The History of Perestroika in Central Asia
This conference aims to shed a critical light at the processes of academic knowledge production on the history of late socialism and perestroika in Central and Inner Asia.
DATES: 30 May - 1 June 2013
Convenor: Dr. Irina Morozova (Seminar for Central Asian Studies, Humboldt University in Berlin, Germany)
Conference languages: Russian and English (professional simultaneous translation is provided)
Hosted by Aigine Cultural Research Center
Sponsored by VolkswagenStiftung and Friedrich-Ebert-Stiftung
The conference aims to shed a critical light at the processes of academic knowledge production on the history of late socialism and perestroika in Central and Inner Asia. The process of institutionalisation of Central Asia-focused research in the social sciences and humanities started in the 1980s with the launch of perestroika in the USSR and the Mongolian People’s Republic. The re-conceptualisation of socialist legacies and the systemic change of the late 1980s - beginning of the 1990s had a tremendous impact upon the way academic understanding of the region is now shaped. The conference will bring together international scholars actively engaged in researching late socialist Central and Inner Asia.

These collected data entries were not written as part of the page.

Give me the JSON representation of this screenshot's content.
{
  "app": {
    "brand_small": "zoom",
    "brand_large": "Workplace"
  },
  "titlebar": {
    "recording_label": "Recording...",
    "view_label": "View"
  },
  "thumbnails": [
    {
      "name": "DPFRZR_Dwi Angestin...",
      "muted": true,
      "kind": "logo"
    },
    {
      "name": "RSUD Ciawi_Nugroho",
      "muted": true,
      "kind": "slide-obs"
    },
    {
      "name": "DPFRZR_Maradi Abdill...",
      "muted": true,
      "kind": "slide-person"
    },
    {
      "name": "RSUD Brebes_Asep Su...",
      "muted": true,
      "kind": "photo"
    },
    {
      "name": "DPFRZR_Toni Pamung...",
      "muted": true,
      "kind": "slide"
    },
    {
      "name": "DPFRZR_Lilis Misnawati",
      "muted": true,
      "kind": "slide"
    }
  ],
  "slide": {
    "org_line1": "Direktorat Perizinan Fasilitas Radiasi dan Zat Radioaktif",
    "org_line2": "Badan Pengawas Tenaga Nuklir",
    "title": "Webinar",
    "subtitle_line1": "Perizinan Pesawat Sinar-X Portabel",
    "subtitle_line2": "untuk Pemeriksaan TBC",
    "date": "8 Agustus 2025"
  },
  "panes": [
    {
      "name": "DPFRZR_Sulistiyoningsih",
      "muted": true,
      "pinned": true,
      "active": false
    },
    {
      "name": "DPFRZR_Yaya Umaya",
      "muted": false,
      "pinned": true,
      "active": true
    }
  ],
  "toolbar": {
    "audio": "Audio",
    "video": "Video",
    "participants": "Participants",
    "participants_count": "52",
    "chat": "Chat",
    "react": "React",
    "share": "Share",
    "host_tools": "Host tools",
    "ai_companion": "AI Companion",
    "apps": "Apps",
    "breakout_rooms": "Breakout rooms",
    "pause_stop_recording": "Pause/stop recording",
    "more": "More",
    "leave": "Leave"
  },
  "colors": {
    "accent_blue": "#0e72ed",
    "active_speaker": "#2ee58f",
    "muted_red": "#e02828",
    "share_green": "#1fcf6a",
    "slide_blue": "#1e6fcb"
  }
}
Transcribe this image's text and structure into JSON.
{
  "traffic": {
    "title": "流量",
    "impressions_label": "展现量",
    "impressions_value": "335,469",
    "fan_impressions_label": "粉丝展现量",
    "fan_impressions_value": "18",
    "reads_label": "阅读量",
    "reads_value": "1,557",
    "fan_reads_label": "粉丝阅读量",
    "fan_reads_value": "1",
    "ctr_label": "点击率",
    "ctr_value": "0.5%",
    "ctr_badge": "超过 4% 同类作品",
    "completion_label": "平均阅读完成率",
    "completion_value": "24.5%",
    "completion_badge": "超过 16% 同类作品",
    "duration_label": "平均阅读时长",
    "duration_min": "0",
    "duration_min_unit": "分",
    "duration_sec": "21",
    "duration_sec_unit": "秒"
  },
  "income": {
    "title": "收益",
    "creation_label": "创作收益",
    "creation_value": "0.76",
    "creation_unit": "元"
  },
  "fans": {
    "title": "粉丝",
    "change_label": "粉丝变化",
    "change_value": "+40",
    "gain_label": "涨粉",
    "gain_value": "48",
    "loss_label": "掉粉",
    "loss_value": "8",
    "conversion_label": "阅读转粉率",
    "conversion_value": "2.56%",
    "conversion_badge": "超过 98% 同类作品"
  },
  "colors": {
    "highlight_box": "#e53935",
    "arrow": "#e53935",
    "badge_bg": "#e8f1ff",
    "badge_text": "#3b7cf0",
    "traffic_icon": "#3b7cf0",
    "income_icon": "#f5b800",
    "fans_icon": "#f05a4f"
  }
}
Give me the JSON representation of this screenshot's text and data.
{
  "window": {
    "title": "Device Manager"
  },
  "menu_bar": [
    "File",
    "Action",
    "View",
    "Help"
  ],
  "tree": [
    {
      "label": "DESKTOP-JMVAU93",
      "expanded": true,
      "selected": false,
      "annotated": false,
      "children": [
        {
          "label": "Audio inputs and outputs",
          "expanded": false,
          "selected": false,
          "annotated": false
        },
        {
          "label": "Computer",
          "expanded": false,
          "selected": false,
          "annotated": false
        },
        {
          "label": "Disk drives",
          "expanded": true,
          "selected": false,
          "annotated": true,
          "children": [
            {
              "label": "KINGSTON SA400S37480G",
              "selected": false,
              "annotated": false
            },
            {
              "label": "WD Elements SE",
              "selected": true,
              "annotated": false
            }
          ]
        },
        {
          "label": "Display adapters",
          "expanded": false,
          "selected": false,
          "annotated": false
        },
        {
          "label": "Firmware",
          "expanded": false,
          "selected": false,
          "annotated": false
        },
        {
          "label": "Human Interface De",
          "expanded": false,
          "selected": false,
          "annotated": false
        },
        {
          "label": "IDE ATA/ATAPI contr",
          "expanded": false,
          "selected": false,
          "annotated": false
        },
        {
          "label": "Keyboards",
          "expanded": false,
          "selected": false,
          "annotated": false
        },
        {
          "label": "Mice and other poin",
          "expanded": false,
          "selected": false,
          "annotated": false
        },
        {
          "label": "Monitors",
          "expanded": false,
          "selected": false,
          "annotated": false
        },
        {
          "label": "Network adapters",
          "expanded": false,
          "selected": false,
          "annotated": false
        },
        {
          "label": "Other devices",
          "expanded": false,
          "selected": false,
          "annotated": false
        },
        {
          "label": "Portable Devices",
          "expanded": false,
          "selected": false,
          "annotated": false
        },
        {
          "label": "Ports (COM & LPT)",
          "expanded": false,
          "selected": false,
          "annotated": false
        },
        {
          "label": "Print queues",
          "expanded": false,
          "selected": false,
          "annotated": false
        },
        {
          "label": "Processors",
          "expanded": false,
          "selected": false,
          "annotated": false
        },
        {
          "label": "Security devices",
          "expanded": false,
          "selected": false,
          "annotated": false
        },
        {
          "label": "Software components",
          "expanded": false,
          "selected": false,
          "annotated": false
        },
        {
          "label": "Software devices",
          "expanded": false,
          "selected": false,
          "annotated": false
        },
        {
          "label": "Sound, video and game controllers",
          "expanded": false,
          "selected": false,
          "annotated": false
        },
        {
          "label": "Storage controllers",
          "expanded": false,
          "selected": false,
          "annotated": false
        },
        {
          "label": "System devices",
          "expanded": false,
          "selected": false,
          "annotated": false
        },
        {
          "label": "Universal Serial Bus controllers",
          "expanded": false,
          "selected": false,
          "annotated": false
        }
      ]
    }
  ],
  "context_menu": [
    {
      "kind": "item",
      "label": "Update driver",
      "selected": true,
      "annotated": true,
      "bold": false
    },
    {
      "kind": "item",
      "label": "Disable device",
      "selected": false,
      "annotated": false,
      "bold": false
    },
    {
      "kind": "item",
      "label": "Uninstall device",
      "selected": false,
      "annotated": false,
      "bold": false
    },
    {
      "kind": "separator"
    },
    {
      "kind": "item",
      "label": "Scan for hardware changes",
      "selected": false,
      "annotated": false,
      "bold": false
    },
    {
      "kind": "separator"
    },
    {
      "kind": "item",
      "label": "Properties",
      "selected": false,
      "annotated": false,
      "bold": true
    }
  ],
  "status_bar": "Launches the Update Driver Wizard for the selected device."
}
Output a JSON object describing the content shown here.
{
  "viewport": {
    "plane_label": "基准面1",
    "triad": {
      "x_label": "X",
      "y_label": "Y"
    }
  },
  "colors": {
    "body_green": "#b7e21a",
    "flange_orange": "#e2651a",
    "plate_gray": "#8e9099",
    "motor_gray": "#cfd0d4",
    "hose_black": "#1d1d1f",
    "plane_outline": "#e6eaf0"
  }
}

Our knowledge of socio-political developments, communal life, identities and religion in late socialist Central and Inner Asia has been greatly influenced by conventional approaches on the causes of socialism’s deconstruction, which are still reflected in people's attitudes towards the reform. The ideological trends, which resurfaced with perestroika, have been determined by the course of social transformation and complex inter-dependencies of various international and transregional actors. The conference is organised by the international group of scholars, pursuing a comparative analysis of the social groups’ transformation, socio-political dynamics and reform during perestroika, the status of different elites vis-à-vis Moscow and particularities in cultural and religious institutions and identities in Central and Inner Asia before and after the USSR’s and CMEA’s disintegration.